Opini Oleh: Laode Abdul Majid 200501010156
Pasca tumbangnya Orde Baru, industri media massa Indonesia berkembang pesat, layaknya jamur di musim penghujan. Kebebasan pers yang semula terkekang mulai terbuka lebar, namun dengan kebebasan tersebut muncul tanggung jawab besar untuk menjaga kualitas informasi yang disampaikan kepada publik. Dalam rangka menata kebebasan pers agar tidak melampaui batas, pada 6 Agustus 1999, 24 dari 26 organisasi wartawan menandatangani Kode Etik Wartawan Indonesia (KEWI) di Bandung, Jawa Barat. Kemudian, pada 14 Maret 2006, KEWI disempurnakan menjadi Kode Etik Jurnalistik Indonesia (KEJI), yang disetujui oleh 29 organisasi wartawan dan Dewan Pers. Hingga saat ini, KEJI menjadi pedoman bagi wartawan di Indonesia.
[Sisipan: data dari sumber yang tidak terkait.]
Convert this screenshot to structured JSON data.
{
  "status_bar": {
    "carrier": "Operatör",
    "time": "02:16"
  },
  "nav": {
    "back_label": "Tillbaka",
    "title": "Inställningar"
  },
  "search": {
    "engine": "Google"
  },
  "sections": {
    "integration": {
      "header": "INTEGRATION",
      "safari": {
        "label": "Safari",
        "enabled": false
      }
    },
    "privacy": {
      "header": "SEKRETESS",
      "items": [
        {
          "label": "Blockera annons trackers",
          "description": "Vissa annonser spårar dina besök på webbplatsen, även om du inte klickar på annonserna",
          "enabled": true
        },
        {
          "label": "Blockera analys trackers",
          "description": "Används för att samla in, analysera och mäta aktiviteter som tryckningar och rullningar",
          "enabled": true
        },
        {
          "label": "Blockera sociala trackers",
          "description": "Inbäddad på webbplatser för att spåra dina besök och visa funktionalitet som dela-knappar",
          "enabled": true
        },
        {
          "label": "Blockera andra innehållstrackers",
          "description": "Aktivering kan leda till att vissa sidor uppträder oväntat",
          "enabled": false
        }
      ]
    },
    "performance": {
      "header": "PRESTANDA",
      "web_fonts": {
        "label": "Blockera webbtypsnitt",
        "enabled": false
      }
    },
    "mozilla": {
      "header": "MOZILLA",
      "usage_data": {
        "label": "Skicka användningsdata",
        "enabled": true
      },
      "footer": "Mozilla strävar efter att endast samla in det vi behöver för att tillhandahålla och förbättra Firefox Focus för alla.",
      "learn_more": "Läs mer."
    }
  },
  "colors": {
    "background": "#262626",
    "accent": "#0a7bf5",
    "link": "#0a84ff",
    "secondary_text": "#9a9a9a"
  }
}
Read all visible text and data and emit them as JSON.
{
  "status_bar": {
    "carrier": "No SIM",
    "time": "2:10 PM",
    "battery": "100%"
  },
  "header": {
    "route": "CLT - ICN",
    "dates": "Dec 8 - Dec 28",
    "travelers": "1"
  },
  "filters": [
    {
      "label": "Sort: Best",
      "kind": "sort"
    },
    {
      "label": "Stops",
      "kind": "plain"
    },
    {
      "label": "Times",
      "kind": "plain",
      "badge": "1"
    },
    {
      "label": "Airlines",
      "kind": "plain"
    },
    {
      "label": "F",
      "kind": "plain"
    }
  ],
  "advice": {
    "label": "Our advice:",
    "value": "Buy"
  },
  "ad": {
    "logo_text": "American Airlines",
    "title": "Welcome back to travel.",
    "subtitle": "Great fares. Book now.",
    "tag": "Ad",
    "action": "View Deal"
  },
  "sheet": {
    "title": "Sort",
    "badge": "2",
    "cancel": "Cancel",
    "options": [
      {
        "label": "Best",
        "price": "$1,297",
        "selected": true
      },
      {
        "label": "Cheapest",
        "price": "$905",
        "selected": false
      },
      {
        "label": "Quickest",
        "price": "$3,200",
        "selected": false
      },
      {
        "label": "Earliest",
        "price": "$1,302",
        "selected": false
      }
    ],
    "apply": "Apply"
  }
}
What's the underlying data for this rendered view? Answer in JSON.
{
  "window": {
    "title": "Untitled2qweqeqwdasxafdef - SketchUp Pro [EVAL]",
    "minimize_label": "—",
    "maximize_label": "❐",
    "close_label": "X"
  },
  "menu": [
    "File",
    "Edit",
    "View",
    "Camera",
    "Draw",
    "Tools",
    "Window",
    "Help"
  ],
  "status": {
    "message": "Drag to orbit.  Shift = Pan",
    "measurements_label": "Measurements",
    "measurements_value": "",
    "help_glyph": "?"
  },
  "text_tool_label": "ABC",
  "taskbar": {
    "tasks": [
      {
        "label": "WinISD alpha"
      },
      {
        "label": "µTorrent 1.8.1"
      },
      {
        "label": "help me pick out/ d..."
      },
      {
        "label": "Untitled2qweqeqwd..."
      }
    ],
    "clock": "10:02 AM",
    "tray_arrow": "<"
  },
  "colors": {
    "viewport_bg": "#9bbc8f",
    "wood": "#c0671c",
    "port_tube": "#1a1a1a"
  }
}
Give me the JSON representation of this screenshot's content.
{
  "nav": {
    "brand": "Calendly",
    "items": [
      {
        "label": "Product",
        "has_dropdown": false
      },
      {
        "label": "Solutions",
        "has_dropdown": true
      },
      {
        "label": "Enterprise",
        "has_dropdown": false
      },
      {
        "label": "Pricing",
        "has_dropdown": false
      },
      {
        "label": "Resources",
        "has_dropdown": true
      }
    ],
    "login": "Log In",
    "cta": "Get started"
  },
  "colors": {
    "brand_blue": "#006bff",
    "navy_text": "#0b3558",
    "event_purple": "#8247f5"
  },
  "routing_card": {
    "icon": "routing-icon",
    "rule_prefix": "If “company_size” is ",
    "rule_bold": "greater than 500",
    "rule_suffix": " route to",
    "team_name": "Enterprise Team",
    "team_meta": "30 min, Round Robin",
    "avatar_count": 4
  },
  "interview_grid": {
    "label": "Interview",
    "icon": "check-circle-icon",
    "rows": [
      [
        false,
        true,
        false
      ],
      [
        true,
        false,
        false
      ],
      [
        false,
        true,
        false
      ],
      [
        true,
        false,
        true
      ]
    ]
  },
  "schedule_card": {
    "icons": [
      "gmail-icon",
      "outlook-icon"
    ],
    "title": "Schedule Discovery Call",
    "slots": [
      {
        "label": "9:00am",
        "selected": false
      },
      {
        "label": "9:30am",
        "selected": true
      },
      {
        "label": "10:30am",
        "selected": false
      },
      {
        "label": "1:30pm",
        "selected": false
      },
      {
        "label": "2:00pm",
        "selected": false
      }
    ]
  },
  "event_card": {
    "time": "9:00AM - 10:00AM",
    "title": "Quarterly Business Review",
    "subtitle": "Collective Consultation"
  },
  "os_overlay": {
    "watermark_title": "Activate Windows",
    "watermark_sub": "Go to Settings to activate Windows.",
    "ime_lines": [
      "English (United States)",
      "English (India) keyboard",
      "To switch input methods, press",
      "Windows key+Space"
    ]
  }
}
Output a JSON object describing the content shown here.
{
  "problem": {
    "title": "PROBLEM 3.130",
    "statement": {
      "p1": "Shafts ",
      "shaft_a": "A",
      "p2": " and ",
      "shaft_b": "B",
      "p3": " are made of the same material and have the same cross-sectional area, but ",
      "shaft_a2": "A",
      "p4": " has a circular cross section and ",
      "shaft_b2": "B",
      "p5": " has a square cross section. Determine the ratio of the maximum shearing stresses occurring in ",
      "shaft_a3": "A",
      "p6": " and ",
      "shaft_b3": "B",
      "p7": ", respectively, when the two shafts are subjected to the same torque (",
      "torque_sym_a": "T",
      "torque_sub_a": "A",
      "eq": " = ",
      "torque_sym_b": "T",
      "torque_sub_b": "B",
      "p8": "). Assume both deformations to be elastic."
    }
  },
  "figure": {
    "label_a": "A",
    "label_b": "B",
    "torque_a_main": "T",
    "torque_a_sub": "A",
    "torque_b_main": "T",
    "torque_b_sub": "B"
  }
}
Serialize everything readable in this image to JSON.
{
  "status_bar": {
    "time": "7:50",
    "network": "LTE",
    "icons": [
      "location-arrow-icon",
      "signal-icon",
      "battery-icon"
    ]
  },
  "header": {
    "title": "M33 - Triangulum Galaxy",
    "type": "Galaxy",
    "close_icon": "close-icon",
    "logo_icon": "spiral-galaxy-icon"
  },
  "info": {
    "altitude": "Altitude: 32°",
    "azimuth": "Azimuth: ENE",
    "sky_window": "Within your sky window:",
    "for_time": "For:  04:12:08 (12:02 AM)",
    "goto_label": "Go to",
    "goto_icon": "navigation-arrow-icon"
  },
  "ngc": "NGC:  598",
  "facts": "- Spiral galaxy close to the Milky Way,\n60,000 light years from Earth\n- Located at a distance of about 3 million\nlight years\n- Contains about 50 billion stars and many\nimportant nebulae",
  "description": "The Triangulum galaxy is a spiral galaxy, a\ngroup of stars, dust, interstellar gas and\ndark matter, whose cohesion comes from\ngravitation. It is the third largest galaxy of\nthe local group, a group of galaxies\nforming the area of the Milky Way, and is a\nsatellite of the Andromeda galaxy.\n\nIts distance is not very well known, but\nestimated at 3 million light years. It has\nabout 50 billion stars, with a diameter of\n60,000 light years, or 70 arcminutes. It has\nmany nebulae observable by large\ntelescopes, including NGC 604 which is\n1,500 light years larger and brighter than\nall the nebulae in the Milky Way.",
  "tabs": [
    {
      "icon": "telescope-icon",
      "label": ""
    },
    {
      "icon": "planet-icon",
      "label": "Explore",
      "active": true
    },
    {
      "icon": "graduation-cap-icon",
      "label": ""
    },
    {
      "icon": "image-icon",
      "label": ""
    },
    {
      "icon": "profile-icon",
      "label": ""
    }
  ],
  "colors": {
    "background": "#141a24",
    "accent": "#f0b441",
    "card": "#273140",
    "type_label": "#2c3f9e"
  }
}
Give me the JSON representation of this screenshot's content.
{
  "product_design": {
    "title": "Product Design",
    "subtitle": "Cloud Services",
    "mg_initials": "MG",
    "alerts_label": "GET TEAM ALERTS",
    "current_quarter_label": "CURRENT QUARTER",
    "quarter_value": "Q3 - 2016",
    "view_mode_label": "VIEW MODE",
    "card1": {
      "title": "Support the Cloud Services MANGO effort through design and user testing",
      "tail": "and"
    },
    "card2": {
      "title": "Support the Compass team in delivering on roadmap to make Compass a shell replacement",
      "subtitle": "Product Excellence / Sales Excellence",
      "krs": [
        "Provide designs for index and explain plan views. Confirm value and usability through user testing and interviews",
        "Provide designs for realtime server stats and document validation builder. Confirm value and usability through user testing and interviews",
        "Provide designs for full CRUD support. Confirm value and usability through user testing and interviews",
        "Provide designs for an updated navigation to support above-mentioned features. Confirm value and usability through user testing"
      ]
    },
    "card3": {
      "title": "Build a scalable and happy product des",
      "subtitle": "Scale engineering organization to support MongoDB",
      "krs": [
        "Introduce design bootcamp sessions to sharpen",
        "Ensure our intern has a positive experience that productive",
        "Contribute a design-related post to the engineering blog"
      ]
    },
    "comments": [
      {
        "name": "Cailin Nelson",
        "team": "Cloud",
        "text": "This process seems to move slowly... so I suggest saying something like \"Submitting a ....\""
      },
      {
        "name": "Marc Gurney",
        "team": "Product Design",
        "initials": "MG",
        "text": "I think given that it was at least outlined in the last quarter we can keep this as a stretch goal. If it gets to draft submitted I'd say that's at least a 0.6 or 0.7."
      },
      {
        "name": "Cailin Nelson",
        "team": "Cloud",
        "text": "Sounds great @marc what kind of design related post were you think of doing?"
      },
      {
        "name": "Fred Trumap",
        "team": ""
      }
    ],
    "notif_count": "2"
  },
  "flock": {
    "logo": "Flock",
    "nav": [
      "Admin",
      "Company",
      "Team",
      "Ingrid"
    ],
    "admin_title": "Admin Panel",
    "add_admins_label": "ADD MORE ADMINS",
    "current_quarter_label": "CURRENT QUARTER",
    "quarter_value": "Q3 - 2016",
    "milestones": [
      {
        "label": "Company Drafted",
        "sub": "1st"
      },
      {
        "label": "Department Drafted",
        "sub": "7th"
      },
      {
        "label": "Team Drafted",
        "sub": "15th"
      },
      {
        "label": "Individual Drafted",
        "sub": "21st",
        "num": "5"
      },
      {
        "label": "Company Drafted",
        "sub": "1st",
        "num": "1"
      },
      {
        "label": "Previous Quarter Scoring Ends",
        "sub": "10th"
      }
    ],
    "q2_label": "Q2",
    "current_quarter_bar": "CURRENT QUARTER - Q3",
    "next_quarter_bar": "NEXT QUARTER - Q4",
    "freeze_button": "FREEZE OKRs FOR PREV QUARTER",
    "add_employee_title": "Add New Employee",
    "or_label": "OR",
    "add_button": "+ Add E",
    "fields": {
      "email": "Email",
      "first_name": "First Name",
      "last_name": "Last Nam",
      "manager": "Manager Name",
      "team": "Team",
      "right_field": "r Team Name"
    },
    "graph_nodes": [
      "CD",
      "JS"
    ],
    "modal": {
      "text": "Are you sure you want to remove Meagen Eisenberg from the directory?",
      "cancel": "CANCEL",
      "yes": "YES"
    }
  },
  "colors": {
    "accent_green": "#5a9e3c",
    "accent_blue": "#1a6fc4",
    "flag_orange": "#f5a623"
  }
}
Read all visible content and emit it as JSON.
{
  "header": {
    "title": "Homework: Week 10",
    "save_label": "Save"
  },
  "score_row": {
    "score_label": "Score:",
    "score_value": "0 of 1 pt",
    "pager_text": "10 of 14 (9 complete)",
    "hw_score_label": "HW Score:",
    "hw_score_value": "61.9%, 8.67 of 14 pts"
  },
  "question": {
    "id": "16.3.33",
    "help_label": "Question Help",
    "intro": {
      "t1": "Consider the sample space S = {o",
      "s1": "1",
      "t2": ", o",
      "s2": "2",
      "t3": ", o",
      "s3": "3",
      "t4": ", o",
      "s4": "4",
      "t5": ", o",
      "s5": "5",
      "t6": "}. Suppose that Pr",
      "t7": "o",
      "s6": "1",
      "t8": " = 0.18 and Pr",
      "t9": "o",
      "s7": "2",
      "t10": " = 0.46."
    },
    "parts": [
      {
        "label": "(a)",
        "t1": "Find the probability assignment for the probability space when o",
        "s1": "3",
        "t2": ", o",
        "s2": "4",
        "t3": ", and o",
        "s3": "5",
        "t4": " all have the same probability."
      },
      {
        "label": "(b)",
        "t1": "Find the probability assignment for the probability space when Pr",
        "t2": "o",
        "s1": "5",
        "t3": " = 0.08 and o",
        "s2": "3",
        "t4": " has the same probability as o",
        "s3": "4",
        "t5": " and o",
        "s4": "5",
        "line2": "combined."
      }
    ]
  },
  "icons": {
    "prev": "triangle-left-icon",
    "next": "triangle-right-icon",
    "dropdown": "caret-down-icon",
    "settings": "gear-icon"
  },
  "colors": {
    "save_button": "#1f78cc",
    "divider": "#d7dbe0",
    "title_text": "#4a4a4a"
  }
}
Kode Etik Jurnalistik pada dasarnya adalah pedoman moral dan profesional yang wajib dipatuhi oleh setiap jurnalis di Indonesia. Tujuannya adalah untuk menjaga integritas, independensi, dan profesionalisme wartawan dalam menyampaikan informasi kepada publik. Namun, meskipun Kode Etik Jurnalistik telah ada, pelanggaran terhadapnya masih marak terjadi, baik di media arus utama maupun media digital.
Sebagai contoh, pada edisi 3 Maret 2024, Majalah Tempo menerbitkan liputan investigasi berjudul "Main Upeti Izin Tambang" yang dinilai melanggar beberapa prinsip dalam Kode Etik Jurnalistik. Salah satu pelanggarannya adalah ketidakpatuhan terhadap kewajiban verifikasi informasi sebelum berita dipublikasikan. Akibatnya, liputan tersebut menyebarkan hoaks yang merugikan Kementerian Investasi/BKPM dan merusak kredibilitas media tersebut. Kasus ini menggambarkan pentingnya penerapan prinsip-prinsip jurnalistik yang tepat untuk menjaga akurasi dan kepercayaan publik.
Pada dasarnya, Kode Etik Jurnalistik terdiri dari sepuluh prinsip dasar yang harus dipegang oleh setiap wartawan, di antaranya adalah:
- Kebenaran dan Akurasi
Setiap informasi yang disampaikan kepada publik harus benar dan akurat. Wartawan bertanggung jawab untuk memverifikasi fakta-fakta sebelum berita diterbitkan. Verifikasi ini menjadi langkah penting untuk memastikan bahwa informasi yang diberikan tidak merugikan individu atau kelompok tertentu.
- Kemerdekaan dan Independensi
Wartawan harus bebas dari pengaruh pihak mana pun, baik itu pemerintah, kepentingan politik, maupun kepentingan komersial. Dengan demikian, mereka dapat melaporkan berita secara objektif dan independen, tanpa adanya intervensi eksternal.
- Keadilan dan Keseimbangan
Media harus menyajikan berita secara adil dan seimbang, dengan memberikan kesempatan kepada semua pihak untuk memberikan tanggapan. Hal ini mengharuskan jurnalis untuk menghindari bias dan memastikan bahwa berita yang disajikan mencakup berbagai perspektif yang ada.
- Keberagaman dan Inklusivitas
Media harus mencerminkan keberagaman sosial, budaya, dan politik di masyarakat. Ini termasuk memberikan ruang bagi kelompok-kelompok yang kurang terwakili atau terpinggirkan dalam masyarakat untuk menyuarakan pendapat mereka. Dengan mencerminkan keragaman ini, media dapat berperan dalam menciptakan inklusivitas sosial.
- Kehormatan dan Kehidupan Pribadi
Wartawan wajib menghormati kehidupan pribadi individu dan menghindari pelanggaran privasi, kecuali jika ada alasan kuat yang berkaitan dengan kepentingan publik. Prinsip ini mengingatkan kita untuk berhati-hati dalam menyeimbangkan antara kepentingan informasi dengan hak privasi seseorang.
- Kewaspadaan dan Kritisisme
Wartawan harus selalu waspada dan kritis terhadap informasi yang diterima, baik dari sumber langsung maupun melalui kanal-kanal lain. Mereka harus memastikan bahwa informasi yang diterima tidak mengandung bias atau manipulasi yang dapat menyesatkan publik.